Rafael Nadal withdrew from the French Open due to his hip injury not healing and has said he expects 2024 to be his final year in professional tennis.

“I don’t make this decision, my body makes this decision,” said the 36-year-old Spaniard, who has played clay court every year since 2005 and won it 14 times.

Nadal said he’s taken a few months off, which means he’ll definitely miss Wimbledon and most likely the US Open before starting to play again.

And he said next year would draw the curtain on his career, which has so far earned 22 Grand Slam singles titles.

“This will probably be my last year on the pro tour, I can’t say that 100% because you never know what’s going to happen,” he said at a press conference.

“The injury I received in Australia has not healed as we had hoped. “Roland Garros has become impossible. I won’t be there in many years, with everything (the tournament) means to me.” Nadal said he would not set a date for his return, but said the Davis Cup in November could be a potential target.

He was emotional when he spoke of his determination to return to tennis as he had already experienced so many setbacks due to injuries.

“I don’t think I deserve to end [now],” He said.

“I think I have fought enough in my entire sports career that my end will not come today, here at the press conference. My end will be different and I will fight for my end to be different.”

The former world No. 1 has not played since the Australian Open in January, where he suffered a hip injury in a shock second-round loss to Mackenzie McDonald of the United States.

He was expected to recover within six weeks, just in time for clay court season, and begin his assault on a record 15th Roland Garros title.

However, with just over two weeks left on his 37th birthday and missing the Masters in Indian Wells, Miami, Monte Carlo, Madrid and Rome, Nadal looks set to face a final battle that he can’t win. .

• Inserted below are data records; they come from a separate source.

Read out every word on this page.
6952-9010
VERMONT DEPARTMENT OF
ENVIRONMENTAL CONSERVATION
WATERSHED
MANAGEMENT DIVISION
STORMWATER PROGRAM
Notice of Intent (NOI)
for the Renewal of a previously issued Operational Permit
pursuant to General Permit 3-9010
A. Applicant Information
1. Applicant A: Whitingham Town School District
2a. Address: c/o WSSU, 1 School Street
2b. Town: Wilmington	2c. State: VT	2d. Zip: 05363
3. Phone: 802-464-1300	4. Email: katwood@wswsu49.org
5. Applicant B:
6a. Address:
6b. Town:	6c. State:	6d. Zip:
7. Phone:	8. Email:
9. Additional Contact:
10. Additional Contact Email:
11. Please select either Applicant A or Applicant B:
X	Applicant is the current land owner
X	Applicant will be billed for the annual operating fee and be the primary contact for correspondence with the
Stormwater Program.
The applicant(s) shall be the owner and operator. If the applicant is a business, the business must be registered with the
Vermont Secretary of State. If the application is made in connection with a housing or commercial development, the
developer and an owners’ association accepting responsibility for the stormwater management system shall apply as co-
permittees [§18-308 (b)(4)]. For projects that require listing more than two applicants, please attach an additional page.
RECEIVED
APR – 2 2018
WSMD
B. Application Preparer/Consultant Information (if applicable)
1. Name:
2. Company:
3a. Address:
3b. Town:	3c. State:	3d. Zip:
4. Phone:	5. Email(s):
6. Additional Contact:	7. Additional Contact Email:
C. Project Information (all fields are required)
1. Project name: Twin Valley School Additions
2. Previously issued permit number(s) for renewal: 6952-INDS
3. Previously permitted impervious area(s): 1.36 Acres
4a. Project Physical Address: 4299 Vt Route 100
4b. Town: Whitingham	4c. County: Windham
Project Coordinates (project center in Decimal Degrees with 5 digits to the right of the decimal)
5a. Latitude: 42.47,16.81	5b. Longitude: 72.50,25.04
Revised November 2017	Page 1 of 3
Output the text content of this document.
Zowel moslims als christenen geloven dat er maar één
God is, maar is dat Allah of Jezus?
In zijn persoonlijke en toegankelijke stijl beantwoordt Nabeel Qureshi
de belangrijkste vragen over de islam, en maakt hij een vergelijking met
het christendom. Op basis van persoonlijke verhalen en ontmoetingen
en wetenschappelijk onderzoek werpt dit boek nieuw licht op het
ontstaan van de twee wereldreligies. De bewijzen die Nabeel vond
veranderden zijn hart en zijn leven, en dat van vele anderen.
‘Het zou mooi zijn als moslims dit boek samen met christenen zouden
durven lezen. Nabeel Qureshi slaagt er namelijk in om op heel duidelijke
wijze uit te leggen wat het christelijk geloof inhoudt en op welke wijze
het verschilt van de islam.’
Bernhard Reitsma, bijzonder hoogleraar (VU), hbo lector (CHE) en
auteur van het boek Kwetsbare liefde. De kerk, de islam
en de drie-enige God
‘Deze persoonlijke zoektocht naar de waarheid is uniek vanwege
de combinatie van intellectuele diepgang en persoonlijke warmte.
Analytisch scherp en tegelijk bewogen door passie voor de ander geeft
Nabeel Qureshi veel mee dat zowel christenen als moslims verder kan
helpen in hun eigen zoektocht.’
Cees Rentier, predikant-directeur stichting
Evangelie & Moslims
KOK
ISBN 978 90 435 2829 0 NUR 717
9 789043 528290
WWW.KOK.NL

After a career marked by knee, wrist and foot injuries in particular, the alarm bells have been ringing louder in the past year.

Nadal’s unbeaten start in 2022, when he won his second Australian Open title, ended with a chest injury in Indian Wells.

“It feels like a needle is being pricked inside all the time,” he admitted.

He made it to the 14th French Open in June, but only after discovering that he required daily painkiller injections in his leg due to Muller-Weiss syndrome, a rare degenerative disease.

“I played without feeling the foot, with an anesthetic injection into the nerve. The leg was sleeping, and therefore I could play, ”he said then in Paris.

He added that he would undergo a course of treatment that would involve burning the nerves in his leg to permanently dull the pain.

A few weeks later, his dream of a third Wimbledon title ended with a withdrawal from the semi-finals due to abdominal strain.

Nadal’s extended absence this year also saw him fall out of the world’s top 10 for the first time in 18 years.

His record at the French Open is unlikely to ever be broken. Since his debut in the 2005 championship, he has won 112 victories and lost only three times.

Two of those losses came to great rival Novak Djokovic in 2015 and 2021. Another loss was to Robin Soderling in 2009.

Djokovic, who shares a men’s record of 22 Slams with Nadal, will be favorites for the French Open this year, along with world No. 1 Carlos Alcaraz, who desperately wants his Spanish compatriot to surrender.

“Let’s hope he continues to play for a long time and that we can enjoy his tennis,” said Alcaraz, 20-year-old heir to the Nadal throne.